Asian stocks fell, wiping out most of the benchmark index's 2009 gains, as concern global economic conditions are worsening dented the outlook for profits and drove oil prices lower, Bloomberg reported.
Sony Corp. lost 6.3 percent as a private report showed U.S. employers cut more jobs than estimated in December and the yen strengthened against the dollar. BHP Billiton Ltd., Australia's No. 1 oil producer, retreated 4.6 percent in Sydney after crude fell the most in more than seven years yesterday. Macquarie Group Ltd., Australia's biggest securities firm, slid 5.2 percent after saying "exceptionally challenging" conditions will erode profitability.
The MSCI Asia Pacific Index dropped 2.1 percent to 90.40 as of 10:11 a.m. in Tokyo, trimming its gain this year to 0.8 percent.
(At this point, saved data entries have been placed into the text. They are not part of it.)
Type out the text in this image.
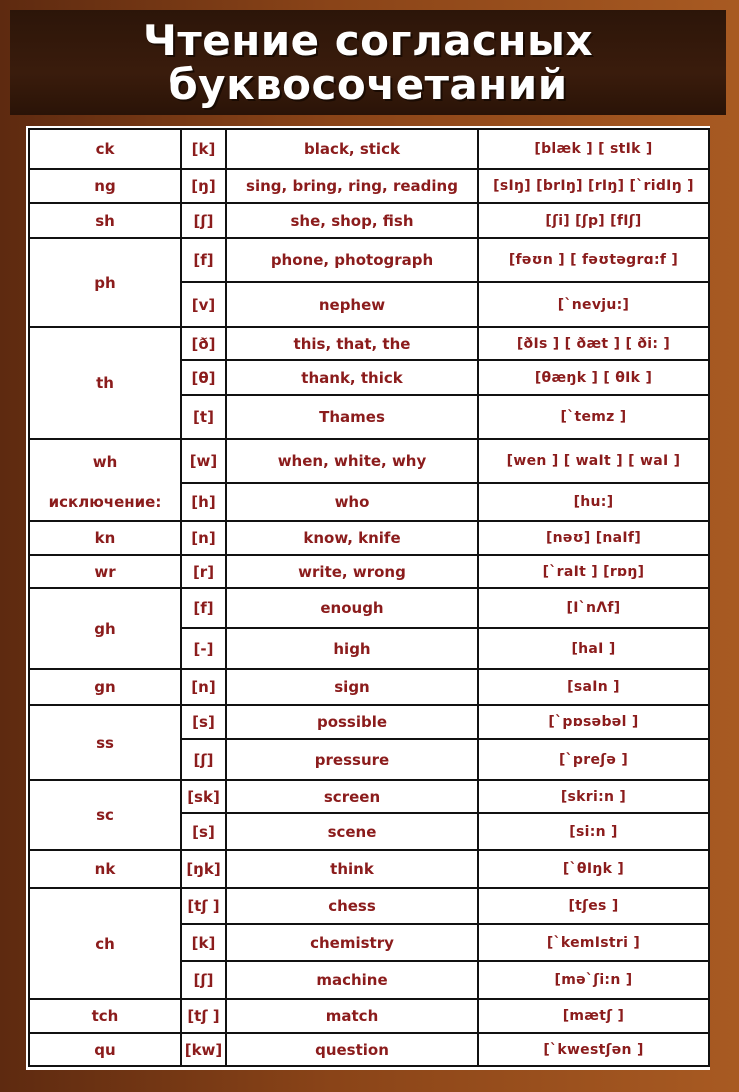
Чтение согласных
буквосочетаний
ck	[k]	black, stick	[blæk ] [ stIk ]
ng	[ŋ]	sing, bring, ring, reading	[sIŋ] [brIŋ] [rIŋ] [`ridIŋ ]
sh	[ʃ]	she, shop, fish	[ʃi] [ʃp] [fIʃ]
ph	[f]	phone, photograph	[fəʊn ] [ fəʊtəgrɑ:f ]
	[v]	nephew	[`nevju:]
th	[ð]	this, that, the	[ðIs ] [ ðæt ] [ ði: ]
	[θ]	thank, thick	[θæŋk ] [ θIk ]
	[t]	Thames	[`temz ]
wh	[w]	when, white, why	[wen ] [ waIt ] [ waI ]
исключение:	[h]	who	[hu:]
kn	[n]	know, knife	[nəʊ] [naIf]
wr	[r]	write, wrong	[`raIt ] [rɒŋ]
gh	[f]	enough	[I`nΛf]
	[-]	high	[haI ]
gn	[n]	sign	[saIn ]
ss	[s]	possible	[`pɒsəbəl ]
	[ʃ]	pressure	[`preʃə ]
sc	[sk]	screen	[skri:n ]
	[s]	scene	[si:n ]
nk	[ŋk]	think	[`θIŋk ]
ch	[tʃ ]	chess	[tʃes ]
	[k]	chemistry	[`kemIstri ]
	[ʃ]	machine	[mə`ʃi:n ]
tch	[tʃ ]	match	[mætʃ ]
qu	[kw]	question	[`kwestʃən ]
The gauge slumped 43 percent in 2008, its worst annual loss in its 20-year history. The index has rebounded 20 percent in the past six weeks as interest rate cuts and spending packages by governments from India to Australia boosted confidence in a swift recovery of the economy.
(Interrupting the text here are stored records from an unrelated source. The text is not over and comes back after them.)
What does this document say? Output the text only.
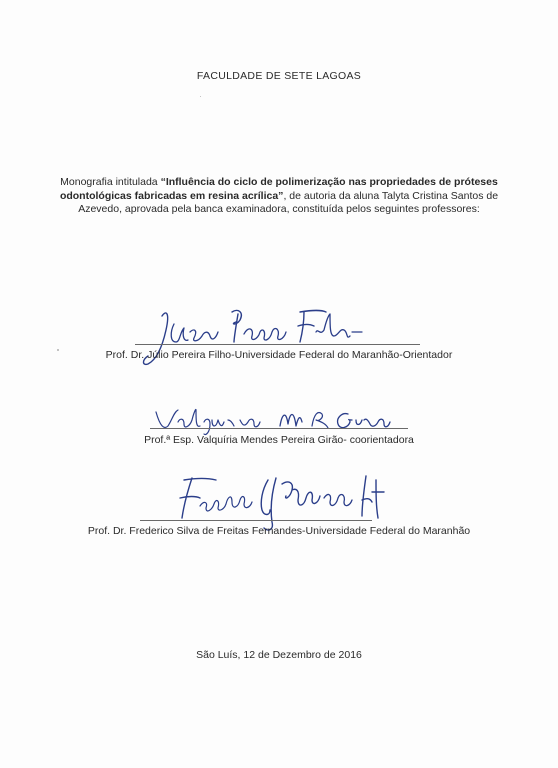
FACULDADE DE SETE LAGOAS
Monografia intitulada “Influência do ciclo de polimerização nas propriedades de próteses odontológicas fabricadas em resina acrílica”, de autoria da aluna Talyta Cristina Santos de Azevedo, aprovada pela banca examinadora, constituída pelos seguintes professores:
Prof. Dr. Júlio Pereira Filho-Universidade Federal do Maranhão-Orientador
Prof.ª Esp. Valquíria Mendes Pereira Girão- coorientadora
Prof. Dr. Frederico Silva de Freitas Fernandes-Universidade Federal do Maranhão
São Luís, 12 de Dezembro de 2016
"We've seen strong rallies on hopes that all the stimulus spending will start to kick in," said Nader Naeimi, a Sydney- based senior investment strategist at AMP Capital Investors, which manages about $85 billion. "The fact that unemployment is picking up creates nervousness, and shifts the focus back onto the broader economic challenges."
Japan's Nikkei 225 Stock Average slumped 2.2 percent to 9,039.82, snapping a seven-day winning streak that was the longest stretch of gains in almost three years. All indexes open for trading declined.
In the U.S., the Standard & Poor's 500 Index fell 3 percent yesterday. Intel Corp. slumped 6.1 percent after sales in the latest quarter trailed its forecast amid weakening demand.
U.S. companies cut an estimated 693,000 jobs in December, according to ADP Employer Services, the most since the survey began in 2001. The decline was larger than the 495,000 drop estimated by economists in a Bloomberg survey.
Crude oil for February delivery plummeted 12 percent to $42.63 a barrel in New York, the steepest drop since September 2001. The Japanese currency appreciated to as much as 92.48 today from 93.96 at the close of stock trading in Tokyo yesterday.